Training About What, For Whom, By Whom?

This discussion of “training” raises the obvious question of what kind of content the training should include, who should receive training, and who should perform the training.  There is no one-size-fits-all answer to these questions.  Obviously, Information Technology and Security professionals will need highly specialized technical training, which may come in the form of advanced degrees or industry certifications in the details of network configuration, digital forensics and the like.  But perhaps less obviously, all members of the organization, from the C-Suite to operations to sales, should receive cybersecurity training appropriate to their functions.

General cybersecurity training should cover concepts such as organizational risks from cyber threats, basic principles of cyber risk measurement, common types of cyber attacks, good cyber hygiene, procedures for reporting cybersecurity incidents, and awareness of the organization’s legal and regulatory environment relating to cybersecurity risks.  The LabMD case supplies one cautionary tale about how training could have helped:  the breach in that case resulted from LabMD’s billing manager using Peer-to-Peer software to download music while at work, and the resulting costs of the FTC action helped bankrupt the company.  See LabMD v. Federal Trade Commission, No. 16-16270-D,  Slip Op., (11th Cir. Nov. 11, 2016) (noting that “[t]he costs of complying with the FTC’s Order would cause LabMD irreparable harm in light of its current financial situation.”).   Perhaps if that billing manager had known about the enormous vulnerabilities presented by P2P software she would not have used it at work and the company would still be in business.  Another good example relates to a common kind of “social engineering” attack.  Cyber criminals sometimes leave USB memory sticks containing malware in open areas such as parking lots and reception areas.  Employees who find these “lost” memory sticks are often compelled by curiosity to plug them in – after all, perhaps they contain racy photos from the boss’s party last weekend, or secret documents worth millions! – but once plugged in they unleash havoc on the company network.  A good training program will highlight this kind of risk and will connect the risk to a compliance program that provides clear procedures for the handling and disposal of orphaned USB sticks.

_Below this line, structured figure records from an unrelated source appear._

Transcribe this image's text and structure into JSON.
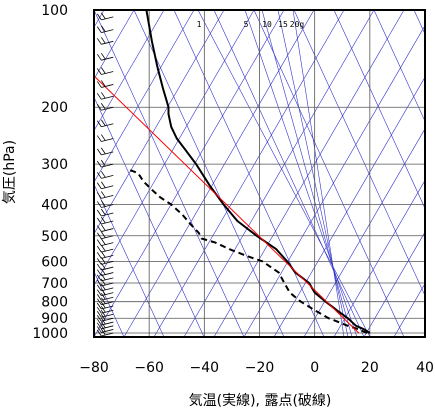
{
  "chart_data": {
    "type": "line",
    "xlabel": "気温(実線), 露点(破線)",
    "ylabel": "気圧(hPa)",
    "xlim": [
      -80,
      40
    ],
    "ylim": [
      1050,
      100
    ],
    "y_scale": "log",
    "grid": true,
    "x_ticks": [
      -80,
      -60,
      -40,
      -20,
      0,
      20,
      40
    ],
    "x_tick_labels": [
      "−80",
      "−60",
      "−40",
      "−20",
      "0",
      "20",
      "40"
    ],
    "y_ticks": [
      1000,
      900,
      800,
      700,
      600,
      500,
      400,
      300,
      200,
      100
    ],
    "y_tick_labels": [
      "1000",
      "900",
      "800",
      "700",
      "600",
      "500",
      "400",
      "300",
      "200",
      "100"
    ],
    "mixing_ratio_labels": [
      "1",
      "5",
      "10",
      "15",
      "20g"
    ],
    "colors": {
      "temperature": "#000000",
      "dewpoint": "#000000",
      "reference": "#ff0000",
      "isopleths": "#3333cc",
      "grid": "#555555",
      "wind_barbs": "#000000"
    },
    "series": [
      {
        "line_style": "solid",
        "x": [
          20,
          18,
          15,
          12,
          8,
          4,
          0,
          -2,
          -7,
          -10,
          -14,
          -21,
          -28,
          -33,
          -38,
          -43,
          -47,
          -50,
          -52,
          -53,
          -53,
          -55,
          -57,
          -59,
          -61
        ],
        "y": [
          1000,
          975,
          950,
          900,
          850,
          800,
          750,
          700,
          650,
          600,
          550,
          500,
          450,
          400,
          350,
          300,
          270,
          250,
          230,
          210,
          200,
          175,
          150,
          125,
          100
        ]
      },
      {
        "line_style": "dashed",
        "x": [
          19,
          16,
          12,
          8,
          5,
          0,
          -5,
          -9,
          -11,
          -13,
          -19,
          -24,
          -31,
          -36,
          -41,
          -42,
          -45,
          -48,
          -52,
          -56,
          -59,
          -62,
          -64,
          -66,
          -68
        ],
        "y": [
          1000,
          975,
          950,
          920,
          900,
          850,
          800,
          750,
          700,
          650,
          600,
          580,
          550,
          525,
          510,
          490,
          460,
          430,
          400,
          380,
          360,
          340,
          320,
          315,
          312
        ]
      },
      {
        "line_style": "solid",
        "x": [
          16,
          -80
        ],
        "y": [
          1000,
          160
        ]
      }
    ],
    "wind_barbs": {
      "column_temperature": -73,
      "pressures": [
        1000,
        975,
        950,
        925,
        900,
        875,
        850,
        825,
        800,
        775,
        750,
        725,
        700,
        675,
        650,
        625,
        600,
        575,
        550,
        525,
        500,
        475,
        450,
        425,
        400,
        375,
        350,
        325,
        300,
        275,
        250,
        225,
        200,
        185,
        170,
        155,
        140,
        125,
        115,
        105
      ]
    }
  }
}
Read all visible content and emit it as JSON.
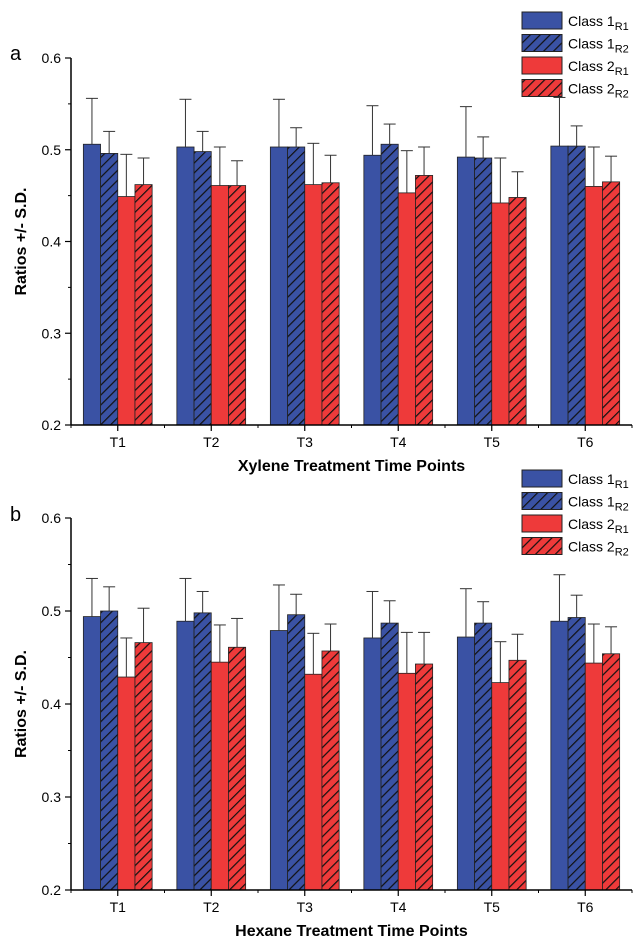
{
  "legend_labels": [
    {
      "base": "Class 1",
      "sub": "R1"
    },
    {
      "base": "Class 1",
      "sub": "R2"
    },
    {
      "base": "Class 2",
      "sub": "R1"
    },
    {
      "base": "Class 2",
      "sub": "R2"
    }
  ],
  "colors": {
    "blue": "#3a52a4",
    "red": "#ee3a3a",
    "axis": "#000000",
    "error": "#333333"
  },
  "chart_data": [
    {
      "type": "bar",
      "panel_label": "a",
      "categories": [
        "T1",
        "T2",
        "T3",
        "T4",
        "T5",
        "T6"
      ],
      "xlabel": "Xylene Treatment Time Points",
      "ylabel": "Ratios +/- S.D.",
      "ylim": [
        0.2,
        0.6
      ],
      "yticks": [
        "0.2",
        "0.3",
        "0.4",
        "0.5",
        "0.6"
      ],
      "grid": false,
      "legend_position": "top-right",
      "series": [
        {
          "name": "Class 1R1",
          "color": "blue",
          "hatch": false,
          "values": [
            0.506,
            0.503,
            0.503,
            0.494,
            0.492,
            0.504
          ],
          "errors": [
            0.05,
            0.052,
            0.052,
            0.054,
            0.055,
            0.053
          ]
        },
        {
          "name": "Class 1R2",
          "color": "blue",
          "hatch": true,
          "values": [
            0.496,
            0.498,
            0.503,
            0.506,
            0.491,
            0.504
          ],
          "errors": [
            0.024,
            0.022,
            0.021,
            0.022,
            0.023,
            0.022
          ]
        },
        {
          "name": "Class 2R1",
          "color": "red",
          "hatch": false,
          "values": [
            0.449,
            0.461,
            0.462,
            0.453,
            0.442,
            0.46
          ],
          "errors": [
            0.046,
            0.042,
            0.045,
            0.046,
            0.049,
            0.043
          ]
        },
        {
          "name": "Class 2R2",
          "color": "red",
          "hatch": true,
          "values": [
            0.462,
            0.461,
            0.464,
            0.472,
            0.448,
            0.465
          ],
          "errors": [
            0.029,
            0.027,
            0.03,
            0.031,
            0.028,
            0.028
          ]
        }
      ]
    },
    {
      "type": "bar",
      "panel_label": "b",
      "categories": [
        "T1",
        "T2",
        "T3",
        "T4",
        "T5",
        "T6"
      ],
      "xlabel": "Hexane Treatment Time Points",
      "ylabel": "Ratios +/- S.D.",
      "ylim": [
        0.2,
        0.6
      ],
      "yticks": [
        "0.2",
        "0.3",
        "0.4",
        "0.5",
        "0.6"
      ],
      "grid": false,
      "legend_position": "top-right",
      "series": [
        {
          "name": "Class 1R1",
          "color": "blue",
          "hatch": false,
          "values": [
            0.494,
            0.489,
            0.479,
            0.471,
            0.472,
            0.489
          ],
          "errors": [
            0.041,
            0.046,
            0.049,
            0.05,
            0.052,
            0.05
          ]
        },
        {
          "name": "Class 1R2",
          "color": "blue",
          "hatch": true,
          "values": [
            0.5,
            0.498,
            0.496,
            0.487,
            0.487,
            0.493
          ],
          "errors": [
            0.026,
            0.023,
            0.022,
            0.024,
            0.023,
            0.024
          ]
        },
        {
          "name": "Class 2R1",
          "color": "red",
          "hatch": false,
          "values": [
            0.429,
            0.445,
            0.432,
            0.433,
            0.423,
            0.444
          ],
          "errors": [
            0.042,
            0.04,
            0.044,
            0.044,
            0.044,
            0.042
          ]
        },
        {
          "name": "Class 2R2",
          "color": "red",
          "hatch": true,
          "values": [
            0.466,
            0.461,
            0.457,
            0.443,
            0.447,
            0.454
          ],
          "errors": [
            0.037,
            0.031,
            0.029,
            0.034,
            0.028,
            0.029
          ]
        }
      ]
    }
  ]
}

The final question is who should perform the training.  The first requirement, of course, is that the trainers are thoroughly knowledgeable about cybersecurity risks, compliance procedures, and the organization’s legal and regulatory environment.  Technical professionals need technical training, but for most people in an organization, the training required is more policy oriented.  This means that not only IT, but also the organization’s risk management, human resources, and legal functions should become involved in crafting and delivering the training.  Since cybersecurity training should be connected to an organization’s comprehensive cybersecurity policy, and since a proper cybersecurity policy should flow from the Board of Directors, inside and/or outside counsel should play a key role in this process.  Legal counsel can ensure that the organization’s cybersecurity program is consistent with the organization’s legal and regulatory environment, and can also, if appropriate, seek to protect elements of the program within the attorney-client and work product privileges in the event of an investigation or dispute.

Conclusion

Cybersecurity risks cannot be ignored.  This is true not only as a practical matter, but also as a legal and compliance issue.  The need for cybersecurity training at all levels of an organization is embedded in the emerging regulatory consensus about what is required to satisfy an organization’s basic legal obligations.  Legal counsel can play an important role in helping shape and deliver an organization’s cybersecurity training program.